The final legislation includes provisions Blumenthal authored to support the Coast Guard museum, improve inclusion and diversity within the Coast Guard & improve standards aboard cruise ships
[WASHINGTON, D.C.] – U.S. Senator Richard Blumenthal (D-CT), a member of the Senate Armed Services Committee, announced that the National Defense Authorization Act (NDAA) for Fiscal Year 2021 finalized by the House-Senate Conference Committee includes several provision he championed to support the Coast Guard and improve health and safety standards aboard cruise ships.
“This major investment in the Coast Guard—which has called Connecticut home for more than two centuries—is a major investment in our great state,” Blumenthal said. “This bill invests significantly in the Coast Guard’s current operations, but also looks ahead to strengthen the Coast Guard of the future by making it more diverse and inclusive.”

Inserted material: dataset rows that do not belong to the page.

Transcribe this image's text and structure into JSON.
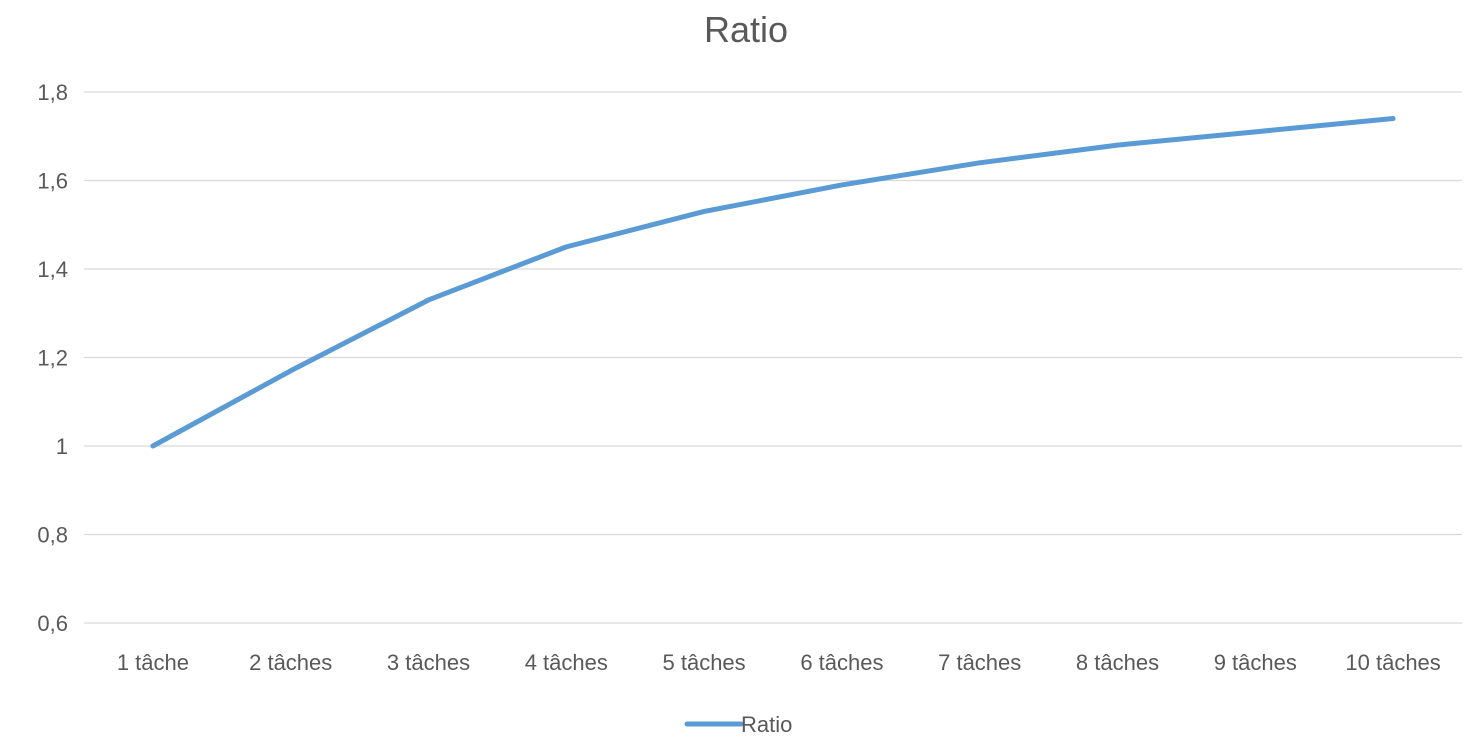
{
  "chart_data": {
    "type": "line",
    "title": "Ratio",
    "categories": [
      "1 tâche",
      "2 tâches",
      "3 tâches",
      "4 tâches",
      "5 tâches",
      "6 tâches",
      "7 tâches",
      "8 tâches",
      "9 tâches",
      "10 tâches"
    ],
    "series": [
      {
        "name": "Ratio",
        "values": [
          1.0,
          1.17,
          1.33,
          1.45,
          1.53,
          1.59,
          1.64,
          1.68,
          1.71,
          1.74
        ],
        "color": "#5b9bd5"
      }
    ],
    "y_ticks": [
      "0,6",
      "0,8",
      "1",
      "1,2",
      "1,4",
      "1,6",
      "1,8"
    ],
    "y_tick_values": [
      0.6,
      0.8,
      1.0,
      1.2,
      1.4,
      1.6,
      1.8
    ],
    "ylim": [
      0.6,
      1.8
    ],
    "grid": true,
    "legend_position": "bottom"
  }
}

“I have fought for the Coast Guard Museum in New London for years, and I am proud that with this bill, we are closer than ever to making it a reality.”
“The significant and long-overdue cruise ship health and safety standard improvements included in this bill will make our seas safer for passengers and crew alike. This legislation is a win for Connecticut and for our nation. Congress must act swiftly to pass it.”
The bill authorizes funding for critical Coast Guard operations through the next year at a total of $23 billion over two fiscal years. This represents a significant increase from the last two-year authorization bill—ensuring increased resources for Coast Guard operations in New London, Connecticut.
Blumenthal secured the inclusion of several specific provisions in the bill including:
Blumenthal authored and secured language in the bill that would specifically identify “diversity and inclusion” as the responsibility of the Coast Guard Academy Board of Visitors. Blumenthal also advocated for the inclusion of language establishing an Advisory Board on Women at the Coast Guard Academy to provide female cadets with leadership training and mentorship early in their careers.
The bill also includes Blumenthal’s language to clarify that vessels must have video surveillance equipment in all passenger common areas, and other areas, where there is no expectation of privacy to deter, prevent, and record criminal behavior aboard ships. The bill also allows individuals to access to video surveillance records for civil action purposes, mandates that all video records are kept for at least 20 days after video footage is obtained, and directs the Coast Guard to promulgate final standards within one year detailing requirements for the retention of video surveillance records.